Fast forward to today: he runs Connected Limited, a holding company with multiple agencies including P1xel Growth and Editero, serving clients across 15 countries. He's built the kind of success that business schools promise but rarely deliver.

Why a Digital University?

Here's where Rahman's story gets interesting. Most entrepreneurs at his level would write a book, launch a premium course, or start a coaching program charging premium prices. Rahman's going the opposite direction.

His planned digital university isn't about making more money. It's about creating systematic pathways for millions of young people to learn practical business skills. Not textbook theory. Not motivational fluff. Real, implementable knowledge that generates income.

"I see thousands of young people every day asking me how to start," Rahman explains. "They're smart. They're hungry. They just need the right information in the right sequence. That's what the university will provide."

The curriculum? Everything Rahman learned the hard way. Digital marketing. Agency building. Client acquisition. Pricing strategies. Operations. The stuff that actually matters when you're trying to build something from scratch.

Education for the TikTok Generation

What makes Rahman's approach different is how he understands his audience. These aren't students who want to sit through three-year degree programs. They're digital natives who learn from YouTube videos, Instagram reels, and TikTok tutorials.

His university will speak their language. Short-form content. Practical demonstrations. Real case studies. No academic jargon. No unnecessary theory. Just: "Here's what works. Now go do it."
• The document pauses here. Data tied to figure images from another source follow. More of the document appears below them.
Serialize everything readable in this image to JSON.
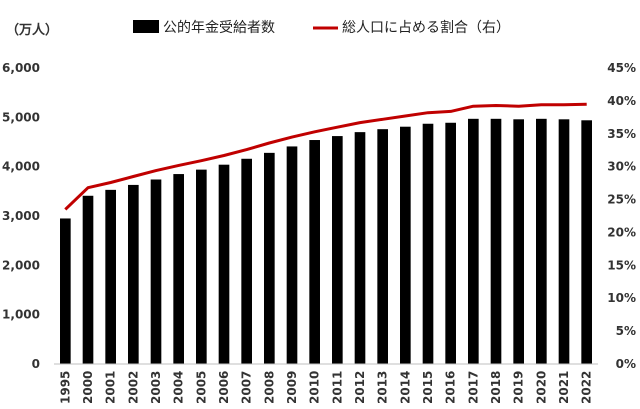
{
  "chart_data": {
    "type": "bar",
    "title": "",
    "y_unit_label": "（万人）",
    "xlabel": "",
    "ylabel": "",
    "categories": [
      "1995",
      "2000",
      "2001",
      "2002",
      "2003",
      "2004",
      "2005",
      "2006",
      "2007",
      "2008",
      "2009",
      "2010",
      "2011",
      "2012",
      "2013",
      "2014",
      "2015",
      "2016",
      "2017",
      "2018",
      "2019",
      "2020",
      "2021",
      "2022"
    ],
    "series": [
      {
        "name": "公的年金受給者数",
        "type": "bar",
        "axis": "left",
        "color": "#000000",
        "values": [
          2950,
          3410,
          3530,
          3630,
          3740,
          3850,
          3940,
          4040,
          4160,
          4280,
          4410,
          4540,
          4620,
          4700,
          4760,
          4810,
          4870,
          4890,
          4970,
          4970,
          4960,
          4970,
          4960,
          4940
        ]
      },
      {
        "name": "総人口に占める割合（右）",
        "type": "line",
        "axis": "right",
        "color": "#c00000",
        "values": [
          23.5,
          26.8,
          27.6,
          28.5,
          29.4,
          30.2,
          30.9,
          31.7,
          32.6,
          33.6,
          34.5,
          35.3,
          36.0,
          36.7,
          37.2,
          37.7,
          38.2,
          38.4,
          39.2,
          39.3,
          39.2,
          39.4,
          39.4,
          39.5
        ]
      }
    ],
    "ylim_left": [
      0,
      6000
    ],
    "yticks_left": [
      "0",
      "1,000",
      "2,000",
      "3,000",
      "4,000",
      "5,000",
      "6,000"
    ],
    "ylim_right": [
      0,
      45
    ],
    "yticks_right": [
      "0%",
      "5%",
      "10%",
      "15%",
      "20%",
      "25%",
      "30%",
      "35%",
      "40%",
      "45%"
    ],
    "grid": false,
    "legend": "top"
  }
}
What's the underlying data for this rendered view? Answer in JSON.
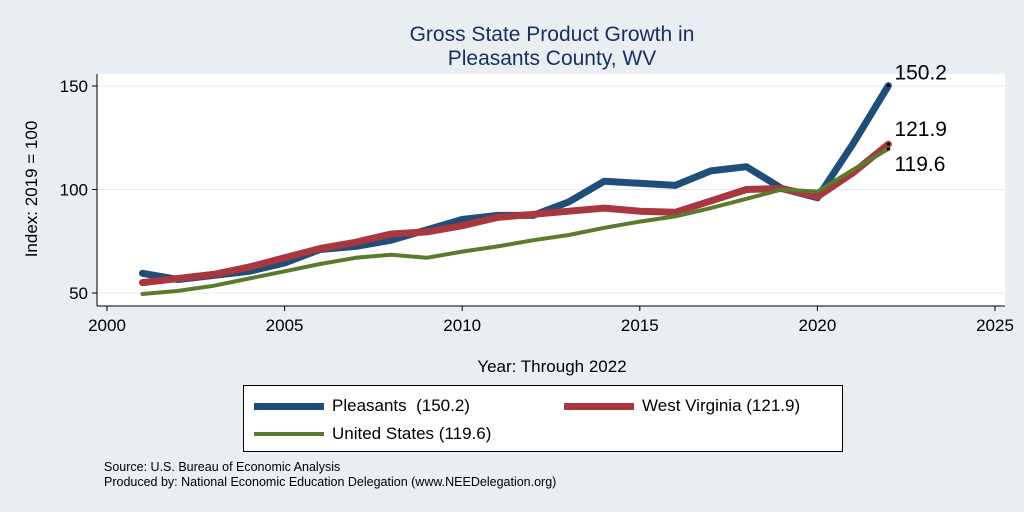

"Traditional education is broken," Rahman says bluntly. "Students graduate with degrees but no skills. My mother took loans for my education, and it taught me nothing useful. I'm building what I wish existed when I was starting out."

The Mumbai Connection

While Rahman's university is focused on Bangladesh, its impact could ripple across the border. Mumbai's young hustlers, struggling freelancers, and aspiring entrepreneurs face similar challenges. Expensive education. Limited mentorship. No clear roadmap from zero to profitable business.

Rahman's model, if it works, could become a blueprint for democratizing business education across South Asia. Imagine millions of young Indians and Bangladeshis learning real digital skills instead of outdated curriculum. That's the potential impact.

Beyond the Money

What's striking about Rahman's journey is how it's evolved. He could have stopped at building successful agencies. Could have enjoyed the cars, the lifestyle, the social media fame. Instead, he's investing time and energy into creating infrastructure that will outlast him.

"Success isn't just about what you achieve," he reflects. "It's about what you enable others to achieve."

For a guy who failed class 9, that's a pretty sophisticated understanding of legacy.

As traditional universities struggle with relevance and online courses proliferate, Rahman's digital university represents something different. Not just another way to learn, but a fundamental rethinking of what business education should be: accessible, practical, and designed for people who start with nothing.

If it works, thousands of young people won't need to spend years figuring things out the hard way. They'll have the blueprint Rahman had to build himself.

And that might be worth more than all the luxury cars combined.